Comecei a leitura do livro 1808, de Laurentino Gomes, depois que todos já haviam lido e dispensado os maiores elogios. Num belo dia, me interessei pelo livro e, como a continuação, 1822, já esperava na mesa de cabeceira, optei por levar o primeiro como companheiro de viagem. Embora não fosse próprio para essa situação, sendo um livro pesado (a idéia era levar pouco peso na mala), a leitura valeu o sacrifício e a única pena foi ter acabado antes do final do cruzeiro marítimo, deixando-me “a ver navios”, verdadeiramente.

Relacionando o que ocorria no Brasil com os acontecimentos, na mesma época, em Portugal e em toda a Europa, a leitura se tornou de fácil compreensão. Graças a ela, alguns comportamentos arraigados em nossa cultura foram melhor compreendidos.

Mas, no momento em que João VI chegou ao Brasil e as coisas começaram a acontecer, um pouco por conta dos portugueses, outro tanto por culpa dos brasileiros, invadiu-me o sentimento de que “esse país não tem jeito mesmo”. Pela compreensão de que atitudes que nos chocam, vindas daqueles que detém o poder sobre o destino da nação, longe de ser novidade, são meras repetições das ocorridas há duzentos anos.

A história, como nos foi contada nos bancos escolares, era cheia de heróis, gente de valor, capaz de morrer por seus ideais. Crianças, espelhavamo-nos naquelas figuras, incentivados a seguir o seu exemplo de patriotismo. Os historiadores modernos, ao levantarem o pano e mostrarem as intenções ocultas sob feitos aparentemente admiráveis, estão desmitificando os heróis e mostrando o jogo de interesses, a promiscuidade, a corrupção, os conchavos _ tudo que sempre existiu. Quando acabarem de recontar a história, com a facilidade de acesso a documentos e bibliotecas hoje existente, não sei se sobrará algum herói para servir de exemplo.

O triste é isso: não foi a nossa geração que inventou tudo que se abomina, tanto na política como na vida social e comercial. Não que fosse motivo de orgulho pertencer à geração inventora da corrupção e do jogo de interesses, mas haveria menos conformismo (talvez esperança) se a invenção fosse recente. Como quando se percebe o desvio de rumo e ainda é possível corrigir.

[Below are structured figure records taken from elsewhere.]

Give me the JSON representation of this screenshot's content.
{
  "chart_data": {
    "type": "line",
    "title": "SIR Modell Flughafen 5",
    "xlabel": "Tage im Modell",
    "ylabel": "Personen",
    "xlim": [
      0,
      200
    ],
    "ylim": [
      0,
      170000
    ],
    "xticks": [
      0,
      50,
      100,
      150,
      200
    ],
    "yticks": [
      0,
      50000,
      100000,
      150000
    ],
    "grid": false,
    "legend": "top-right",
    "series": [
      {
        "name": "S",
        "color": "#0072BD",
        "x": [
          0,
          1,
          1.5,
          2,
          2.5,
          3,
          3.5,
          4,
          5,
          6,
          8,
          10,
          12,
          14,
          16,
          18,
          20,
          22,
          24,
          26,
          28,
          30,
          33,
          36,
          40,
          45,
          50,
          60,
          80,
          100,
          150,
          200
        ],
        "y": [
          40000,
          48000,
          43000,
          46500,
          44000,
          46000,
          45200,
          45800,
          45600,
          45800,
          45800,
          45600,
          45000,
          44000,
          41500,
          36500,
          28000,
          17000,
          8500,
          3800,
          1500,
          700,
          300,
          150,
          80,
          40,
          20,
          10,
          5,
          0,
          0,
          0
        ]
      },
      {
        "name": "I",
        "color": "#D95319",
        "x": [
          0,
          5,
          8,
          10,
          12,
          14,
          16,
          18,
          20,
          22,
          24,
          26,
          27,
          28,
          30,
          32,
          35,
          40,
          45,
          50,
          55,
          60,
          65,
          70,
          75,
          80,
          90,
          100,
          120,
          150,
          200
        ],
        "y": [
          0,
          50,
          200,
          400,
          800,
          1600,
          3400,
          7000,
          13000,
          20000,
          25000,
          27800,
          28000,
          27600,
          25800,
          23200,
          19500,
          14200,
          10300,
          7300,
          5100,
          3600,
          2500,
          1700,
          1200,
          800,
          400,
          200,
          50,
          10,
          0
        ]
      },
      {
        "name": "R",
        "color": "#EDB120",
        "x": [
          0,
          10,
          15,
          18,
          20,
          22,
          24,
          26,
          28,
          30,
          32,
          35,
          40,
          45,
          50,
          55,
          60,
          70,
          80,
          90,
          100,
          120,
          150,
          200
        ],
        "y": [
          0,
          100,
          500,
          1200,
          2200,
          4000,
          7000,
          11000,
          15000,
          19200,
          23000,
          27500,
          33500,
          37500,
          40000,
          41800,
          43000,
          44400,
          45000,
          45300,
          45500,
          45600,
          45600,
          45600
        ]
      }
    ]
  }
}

Embora fascinante, como se vê, a leitura de 1808 me deixou triste. Contudo, entre inúmeros leitores que deram seus depoimentos sobre o livro (na orelha interna do 1822), a maioria elogiando a maneira acessível com que a história é apresentada, dois me despertaram a atenção. Uma professora da Carolina do Norte considerou-o “uma forma leve e divertida de contar a história, sem sofrimento” e uma historiadora do Rio de Janeiro disse que “é um livro que se lê com um sorriso nos lábios”. Acho que não entendi, então. Considerei 1808 uma leitura apaixonante, preciosa, mas triste. Sorriso nos lábios, só pra quem não fizer parte dela. História que se deve conhecer, verdade que se precisa encarar. Para descobrir, talvez, que não precisamos de heróis; sobreviveremos sem eles.

Mas sempre precisaremos de gente séria, disposta a fazer o melhor no seu dia-a-dia, como tantos que há por aí. Gente que não se deixe contaminar pelo “que todos fazem”, nem mude seu modo de pensar porque “sempre foi assim”. Gente que até se incomode, mas nunca se acomode.